The long-anticipated site www.publicart.ie has recently launched. Sponsored by the Arts Council and DAST, the site’s aims include:
• To build a solid body of information and knowledge on public art practice
• To place public art within a critical context
• To provide information on commissions, projects and news
• To develop a growing directory of commissions, projects and artworks
• To provide a curatorial approach to mapping public art practice
• To support information exchange, debate and news from the field
• To offer information on commissioning procedures
• To provide a space for new on-line artworks
I’ve been waiting for this site to launch for some time, especially given that I teach on some aspects of public art here at UCD. The site does have some good information on about 60 different projects, stretching acros the country. However the vast majority of these were temporary, time-based or performative works. There’s very little by way of more ‘traditional’ public art– and I’m not clear how far back in time the site’s designers intend to go. As much of the content seems to be based on submissions from various project coordinators, it would appear that this is a tiny snapshot of public art in Ireland, and probably not the most visible segment of that sector either (which is both a good and bad thing!) While it’s a great idea to give temporary projects added visibility (especially given that documentation can be hard to come by for such work), to neglect permanent art & sculpture (and any mention of the historical context of public art in Ireland) is a massive oversight. Additonally, I would expect to see on such a site links to excellent local authority websites and/or listings of regional public art, such as Donegal CC‘s efforts towards this end.

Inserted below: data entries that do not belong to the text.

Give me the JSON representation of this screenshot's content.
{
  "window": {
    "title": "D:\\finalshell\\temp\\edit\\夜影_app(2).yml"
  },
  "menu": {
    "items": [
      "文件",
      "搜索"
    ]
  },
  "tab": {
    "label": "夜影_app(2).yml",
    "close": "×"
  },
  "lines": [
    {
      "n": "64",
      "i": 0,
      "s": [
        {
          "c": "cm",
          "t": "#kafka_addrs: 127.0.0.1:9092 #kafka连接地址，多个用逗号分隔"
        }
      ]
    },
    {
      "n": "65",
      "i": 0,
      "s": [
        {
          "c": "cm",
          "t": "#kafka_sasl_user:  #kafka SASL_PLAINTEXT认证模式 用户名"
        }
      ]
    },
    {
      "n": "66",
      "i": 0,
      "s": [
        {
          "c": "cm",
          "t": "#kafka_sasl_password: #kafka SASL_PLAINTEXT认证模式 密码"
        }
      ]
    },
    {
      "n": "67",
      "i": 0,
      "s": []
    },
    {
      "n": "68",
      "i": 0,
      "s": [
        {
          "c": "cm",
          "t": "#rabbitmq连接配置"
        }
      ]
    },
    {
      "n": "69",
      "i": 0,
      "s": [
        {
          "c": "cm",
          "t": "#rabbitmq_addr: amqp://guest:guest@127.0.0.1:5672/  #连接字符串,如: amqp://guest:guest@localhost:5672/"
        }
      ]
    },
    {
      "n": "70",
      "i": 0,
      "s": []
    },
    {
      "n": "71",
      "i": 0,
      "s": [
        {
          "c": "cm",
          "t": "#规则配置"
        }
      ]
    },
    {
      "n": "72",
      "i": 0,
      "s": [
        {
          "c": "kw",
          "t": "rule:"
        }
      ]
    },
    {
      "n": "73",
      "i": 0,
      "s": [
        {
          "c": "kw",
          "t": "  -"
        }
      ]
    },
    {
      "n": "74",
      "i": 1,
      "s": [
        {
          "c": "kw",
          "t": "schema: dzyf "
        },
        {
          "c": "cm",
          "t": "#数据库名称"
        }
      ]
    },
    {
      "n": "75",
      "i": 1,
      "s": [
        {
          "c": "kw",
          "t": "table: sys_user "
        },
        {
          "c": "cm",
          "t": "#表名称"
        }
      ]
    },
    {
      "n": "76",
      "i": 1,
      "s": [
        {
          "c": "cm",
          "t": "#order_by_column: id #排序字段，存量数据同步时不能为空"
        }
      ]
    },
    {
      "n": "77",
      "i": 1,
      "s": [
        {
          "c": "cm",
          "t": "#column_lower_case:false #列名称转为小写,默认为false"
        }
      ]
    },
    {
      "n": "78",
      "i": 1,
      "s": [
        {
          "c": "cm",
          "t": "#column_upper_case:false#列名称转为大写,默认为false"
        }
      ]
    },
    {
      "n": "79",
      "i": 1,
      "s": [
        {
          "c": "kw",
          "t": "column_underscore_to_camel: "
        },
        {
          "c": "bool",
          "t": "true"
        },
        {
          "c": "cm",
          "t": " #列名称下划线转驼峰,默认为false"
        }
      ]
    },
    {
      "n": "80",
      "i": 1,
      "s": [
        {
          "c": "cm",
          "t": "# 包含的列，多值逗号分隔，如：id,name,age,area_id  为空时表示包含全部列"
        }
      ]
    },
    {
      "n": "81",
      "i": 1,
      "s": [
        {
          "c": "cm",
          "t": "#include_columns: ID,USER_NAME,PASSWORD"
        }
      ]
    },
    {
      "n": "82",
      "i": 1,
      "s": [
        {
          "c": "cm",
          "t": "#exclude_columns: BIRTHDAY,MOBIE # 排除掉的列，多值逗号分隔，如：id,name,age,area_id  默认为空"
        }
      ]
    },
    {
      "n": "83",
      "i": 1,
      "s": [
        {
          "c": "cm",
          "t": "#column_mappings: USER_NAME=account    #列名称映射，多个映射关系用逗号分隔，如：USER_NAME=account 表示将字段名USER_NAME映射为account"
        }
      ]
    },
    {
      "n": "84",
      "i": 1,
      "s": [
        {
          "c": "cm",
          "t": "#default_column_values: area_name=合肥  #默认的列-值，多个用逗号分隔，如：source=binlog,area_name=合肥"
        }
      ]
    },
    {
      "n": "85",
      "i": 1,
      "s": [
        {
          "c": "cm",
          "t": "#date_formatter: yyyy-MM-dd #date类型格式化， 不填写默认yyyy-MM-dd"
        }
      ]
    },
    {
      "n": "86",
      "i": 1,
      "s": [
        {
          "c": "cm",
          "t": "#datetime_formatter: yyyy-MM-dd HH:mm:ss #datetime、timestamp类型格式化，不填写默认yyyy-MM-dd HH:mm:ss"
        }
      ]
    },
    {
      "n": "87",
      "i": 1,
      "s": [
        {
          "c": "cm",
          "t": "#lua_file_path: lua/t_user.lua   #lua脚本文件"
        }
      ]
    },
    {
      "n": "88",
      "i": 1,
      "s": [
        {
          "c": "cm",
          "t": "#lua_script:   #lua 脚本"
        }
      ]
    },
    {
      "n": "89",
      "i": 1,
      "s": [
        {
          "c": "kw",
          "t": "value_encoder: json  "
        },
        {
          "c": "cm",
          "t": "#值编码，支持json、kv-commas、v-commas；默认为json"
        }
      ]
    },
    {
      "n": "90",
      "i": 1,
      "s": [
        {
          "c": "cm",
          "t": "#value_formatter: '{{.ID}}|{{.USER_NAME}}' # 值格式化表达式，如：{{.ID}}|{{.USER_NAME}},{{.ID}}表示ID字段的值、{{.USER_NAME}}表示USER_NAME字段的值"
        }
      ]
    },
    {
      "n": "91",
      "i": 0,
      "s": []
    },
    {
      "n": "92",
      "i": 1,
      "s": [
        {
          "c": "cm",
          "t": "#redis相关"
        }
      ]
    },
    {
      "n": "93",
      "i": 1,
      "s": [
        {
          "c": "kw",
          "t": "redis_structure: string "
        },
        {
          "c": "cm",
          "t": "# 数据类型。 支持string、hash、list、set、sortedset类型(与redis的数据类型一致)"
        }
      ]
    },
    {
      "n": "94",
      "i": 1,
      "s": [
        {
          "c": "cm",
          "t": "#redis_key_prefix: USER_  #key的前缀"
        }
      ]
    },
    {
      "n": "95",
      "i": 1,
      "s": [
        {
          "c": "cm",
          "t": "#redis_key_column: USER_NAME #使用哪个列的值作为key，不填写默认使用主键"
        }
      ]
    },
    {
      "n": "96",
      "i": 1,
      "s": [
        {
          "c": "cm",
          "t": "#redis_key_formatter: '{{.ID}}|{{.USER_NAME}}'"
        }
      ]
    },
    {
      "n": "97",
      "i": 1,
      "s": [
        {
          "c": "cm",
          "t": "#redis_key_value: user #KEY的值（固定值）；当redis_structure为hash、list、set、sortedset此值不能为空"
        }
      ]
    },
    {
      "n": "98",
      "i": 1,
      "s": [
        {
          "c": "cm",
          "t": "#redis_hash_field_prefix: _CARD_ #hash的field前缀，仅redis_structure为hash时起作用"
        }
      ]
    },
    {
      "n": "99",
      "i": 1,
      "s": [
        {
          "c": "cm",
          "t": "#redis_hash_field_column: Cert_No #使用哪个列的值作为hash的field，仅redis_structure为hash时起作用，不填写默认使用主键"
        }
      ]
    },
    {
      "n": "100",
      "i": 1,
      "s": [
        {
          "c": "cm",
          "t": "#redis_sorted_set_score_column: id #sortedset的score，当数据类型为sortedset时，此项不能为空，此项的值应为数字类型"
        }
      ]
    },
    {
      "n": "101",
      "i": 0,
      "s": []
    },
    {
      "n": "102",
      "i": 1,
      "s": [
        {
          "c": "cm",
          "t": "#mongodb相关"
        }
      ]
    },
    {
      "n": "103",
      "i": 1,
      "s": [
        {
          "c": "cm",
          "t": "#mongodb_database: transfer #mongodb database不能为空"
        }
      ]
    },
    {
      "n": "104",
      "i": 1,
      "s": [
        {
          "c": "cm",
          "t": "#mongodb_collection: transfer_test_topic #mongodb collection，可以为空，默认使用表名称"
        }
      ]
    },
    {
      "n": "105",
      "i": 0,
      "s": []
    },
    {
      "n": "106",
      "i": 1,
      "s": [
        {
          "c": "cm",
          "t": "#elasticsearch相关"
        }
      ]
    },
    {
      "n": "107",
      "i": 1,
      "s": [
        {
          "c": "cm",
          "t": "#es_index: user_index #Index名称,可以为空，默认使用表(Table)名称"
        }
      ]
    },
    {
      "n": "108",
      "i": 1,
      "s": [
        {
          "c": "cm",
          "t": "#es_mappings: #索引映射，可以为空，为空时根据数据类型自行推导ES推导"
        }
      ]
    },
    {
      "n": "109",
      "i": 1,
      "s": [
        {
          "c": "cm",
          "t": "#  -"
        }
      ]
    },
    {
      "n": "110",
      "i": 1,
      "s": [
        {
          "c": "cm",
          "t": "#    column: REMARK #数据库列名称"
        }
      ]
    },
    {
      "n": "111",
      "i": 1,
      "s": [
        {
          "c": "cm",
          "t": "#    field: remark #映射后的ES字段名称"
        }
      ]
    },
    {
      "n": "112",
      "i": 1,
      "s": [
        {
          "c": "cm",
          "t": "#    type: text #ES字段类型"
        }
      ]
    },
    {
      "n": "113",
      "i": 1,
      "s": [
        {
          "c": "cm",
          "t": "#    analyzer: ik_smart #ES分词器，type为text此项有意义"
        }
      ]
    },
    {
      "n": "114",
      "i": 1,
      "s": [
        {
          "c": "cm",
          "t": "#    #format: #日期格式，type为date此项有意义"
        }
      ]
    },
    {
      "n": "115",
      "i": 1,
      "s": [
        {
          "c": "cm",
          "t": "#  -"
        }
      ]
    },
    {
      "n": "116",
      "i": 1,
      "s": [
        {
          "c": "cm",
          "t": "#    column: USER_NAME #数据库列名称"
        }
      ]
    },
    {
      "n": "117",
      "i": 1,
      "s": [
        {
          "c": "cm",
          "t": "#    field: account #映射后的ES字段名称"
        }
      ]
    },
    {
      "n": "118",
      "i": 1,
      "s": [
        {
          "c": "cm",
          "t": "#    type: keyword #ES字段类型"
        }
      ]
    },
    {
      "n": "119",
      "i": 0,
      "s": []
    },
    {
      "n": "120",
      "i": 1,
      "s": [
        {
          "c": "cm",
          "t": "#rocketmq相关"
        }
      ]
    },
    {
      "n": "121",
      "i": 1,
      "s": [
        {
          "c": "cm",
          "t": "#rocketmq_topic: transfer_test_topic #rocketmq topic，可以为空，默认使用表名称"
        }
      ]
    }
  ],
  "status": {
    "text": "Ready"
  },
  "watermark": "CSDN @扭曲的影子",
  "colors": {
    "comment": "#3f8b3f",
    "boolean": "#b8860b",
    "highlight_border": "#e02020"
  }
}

Most distressing from my own point of view, there seems to have been little consultation with the many academics on this island working on the subject of public art. While a few of the extracts on the ‘Writings’ section of the site are very interesting and influential (particularly Claire Bishop’s article on the Social Turn), most of the pieces here are journalistic in tone (or alternatively very shallow in terms of their research and scope), and include no reference to the many outstanding pieces of Irish academic writing and research on the subject (in both journal and monographic forms). This is not to suggest academics hold some kind of monopoly on commentary, but as I’ve worked myself in this area in Ireland for the last seven years and am aware of much current and recent research on Irish public art, I do find their exclusion very puzzling. On a related note, the Library section is patchy and also primarily international (no mention of Judith Hill’s landmark book on Irish public sculpture, for example) and would benefit from a read of the various syllabi of university courses on public art offered at Trinity, UCD, UCC, NCAD and elsewhere. As the range of publications on international public art is vast, why not elect to focus on work here in Ireland (do we really need another link to Maya Lin)?
Perhaps the designers & administrators of this site might elect to circumscribe their project more clearly? If the intent is to focus on very recent, ‘new genre’ (to borrow Suzanne Lacy’s term) public art, it would be more effective to note this. I don’t mean to be entirely negative about the site, as a centralised website on Irish public art is much needed and will prove valuable (especially to practitioners), given time and additional contributions. I also understand that this is a site in progress, without a dedicated administrative team (or so the website would suggest?), and is very much still evolving. I just can’t help feeling disappointed, given the great need to make information on Irish public art more accessible, web-based and richer in content and relevance.